On the same day, Judge Smith ruled against the administration in a case tied to President Trump’s Executive Order 14168, titled “Defending Women from Gender Ideology Extremism and Restoring Biological Truth to the Federal Government.” The directive, issued earlier this year, declared that sex is an “immutable biological classification as male or female” and instructed federal agencies to “prioritize investigations and litigation to enforce the rights and freedoms” tied to this definition.
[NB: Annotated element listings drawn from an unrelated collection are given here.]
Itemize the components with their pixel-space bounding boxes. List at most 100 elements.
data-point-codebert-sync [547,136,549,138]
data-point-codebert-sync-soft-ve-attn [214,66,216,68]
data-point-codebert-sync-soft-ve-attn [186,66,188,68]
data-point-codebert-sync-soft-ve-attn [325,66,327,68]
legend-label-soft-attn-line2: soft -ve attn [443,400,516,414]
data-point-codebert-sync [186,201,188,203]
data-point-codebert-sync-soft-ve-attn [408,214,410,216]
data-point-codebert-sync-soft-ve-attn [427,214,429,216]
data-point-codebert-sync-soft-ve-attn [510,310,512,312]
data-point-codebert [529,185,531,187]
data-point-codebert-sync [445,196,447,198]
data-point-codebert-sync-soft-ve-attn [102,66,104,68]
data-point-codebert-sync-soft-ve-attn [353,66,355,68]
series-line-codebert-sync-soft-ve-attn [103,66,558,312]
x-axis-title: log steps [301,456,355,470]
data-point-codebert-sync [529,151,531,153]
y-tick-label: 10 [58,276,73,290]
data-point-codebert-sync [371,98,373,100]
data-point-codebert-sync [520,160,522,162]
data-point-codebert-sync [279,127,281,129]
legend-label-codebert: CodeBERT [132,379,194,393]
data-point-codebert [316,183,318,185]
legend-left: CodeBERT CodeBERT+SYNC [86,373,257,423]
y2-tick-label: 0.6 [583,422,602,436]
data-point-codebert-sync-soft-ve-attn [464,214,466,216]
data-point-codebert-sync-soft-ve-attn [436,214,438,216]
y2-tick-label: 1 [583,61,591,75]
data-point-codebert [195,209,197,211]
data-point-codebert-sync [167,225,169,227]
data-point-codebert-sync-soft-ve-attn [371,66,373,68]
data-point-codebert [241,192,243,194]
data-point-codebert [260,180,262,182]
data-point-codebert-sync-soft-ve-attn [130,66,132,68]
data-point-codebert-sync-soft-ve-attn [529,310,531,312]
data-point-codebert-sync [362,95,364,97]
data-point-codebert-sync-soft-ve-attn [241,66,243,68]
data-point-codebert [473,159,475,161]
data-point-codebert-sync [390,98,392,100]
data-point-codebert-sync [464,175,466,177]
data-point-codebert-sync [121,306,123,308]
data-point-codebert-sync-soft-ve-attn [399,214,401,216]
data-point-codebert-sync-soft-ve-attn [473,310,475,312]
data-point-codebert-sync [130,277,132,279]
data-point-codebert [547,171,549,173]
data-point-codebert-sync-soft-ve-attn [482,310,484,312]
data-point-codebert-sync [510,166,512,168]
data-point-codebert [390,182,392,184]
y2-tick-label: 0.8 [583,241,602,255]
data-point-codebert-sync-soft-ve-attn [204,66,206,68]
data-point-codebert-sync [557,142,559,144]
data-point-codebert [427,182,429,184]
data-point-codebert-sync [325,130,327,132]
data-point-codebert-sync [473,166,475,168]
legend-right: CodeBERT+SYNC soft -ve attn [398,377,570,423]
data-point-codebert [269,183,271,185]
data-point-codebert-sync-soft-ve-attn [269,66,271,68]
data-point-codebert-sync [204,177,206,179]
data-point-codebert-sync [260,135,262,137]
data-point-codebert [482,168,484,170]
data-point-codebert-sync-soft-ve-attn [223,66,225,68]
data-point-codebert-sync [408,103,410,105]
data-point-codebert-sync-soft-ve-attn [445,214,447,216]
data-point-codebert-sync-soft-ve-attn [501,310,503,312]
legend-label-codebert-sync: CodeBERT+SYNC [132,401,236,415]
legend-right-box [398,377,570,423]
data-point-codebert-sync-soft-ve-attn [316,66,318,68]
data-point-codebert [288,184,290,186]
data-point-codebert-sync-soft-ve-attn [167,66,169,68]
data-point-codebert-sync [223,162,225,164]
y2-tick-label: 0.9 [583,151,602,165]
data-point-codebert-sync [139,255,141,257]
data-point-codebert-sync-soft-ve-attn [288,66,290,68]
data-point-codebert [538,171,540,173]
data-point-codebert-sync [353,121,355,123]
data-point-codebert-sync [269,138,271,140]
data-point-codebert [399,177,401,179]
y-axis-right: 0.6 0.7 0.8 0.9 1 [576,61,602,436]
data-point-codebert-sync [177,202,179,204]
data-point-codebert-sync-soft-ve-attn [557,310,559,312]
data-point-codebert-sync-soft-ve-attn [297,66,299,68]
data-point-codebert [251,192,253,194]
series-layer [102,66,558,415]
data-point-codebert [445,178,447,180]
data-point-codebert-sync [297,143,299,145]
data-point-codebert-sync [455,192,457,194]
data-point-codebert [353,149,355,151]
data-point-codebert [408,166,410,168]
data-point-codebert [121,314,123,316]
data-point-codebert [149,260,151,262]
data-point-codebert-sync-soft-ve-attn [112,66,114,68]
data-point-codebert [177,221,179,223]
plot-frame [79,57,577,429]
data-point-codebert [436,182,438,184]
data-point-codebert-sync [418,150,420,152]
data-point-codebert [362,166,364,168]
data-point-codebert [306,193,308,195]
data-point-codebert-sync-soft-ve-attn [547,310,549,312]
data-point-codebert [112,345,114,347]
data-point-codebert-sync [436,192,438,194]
Following the order, the Office on Violence Against Women revised its grant policy in May 2025 to prohibit funding for “inculcating or promoting gender ideology.” A coalition of 17 nonprofit groups challenged the restrictions, arguing they undermined their work with survivors of domestic violence. Judge Smith sided with the organizations, ruling that the new requirements “could result in the disruption” of critical services for victims of sexual and domestic violence. Together, the rulings marked another day of judicial pushback against the Trump administration’s efforts to reshape immigration enforcement and federal gender policy.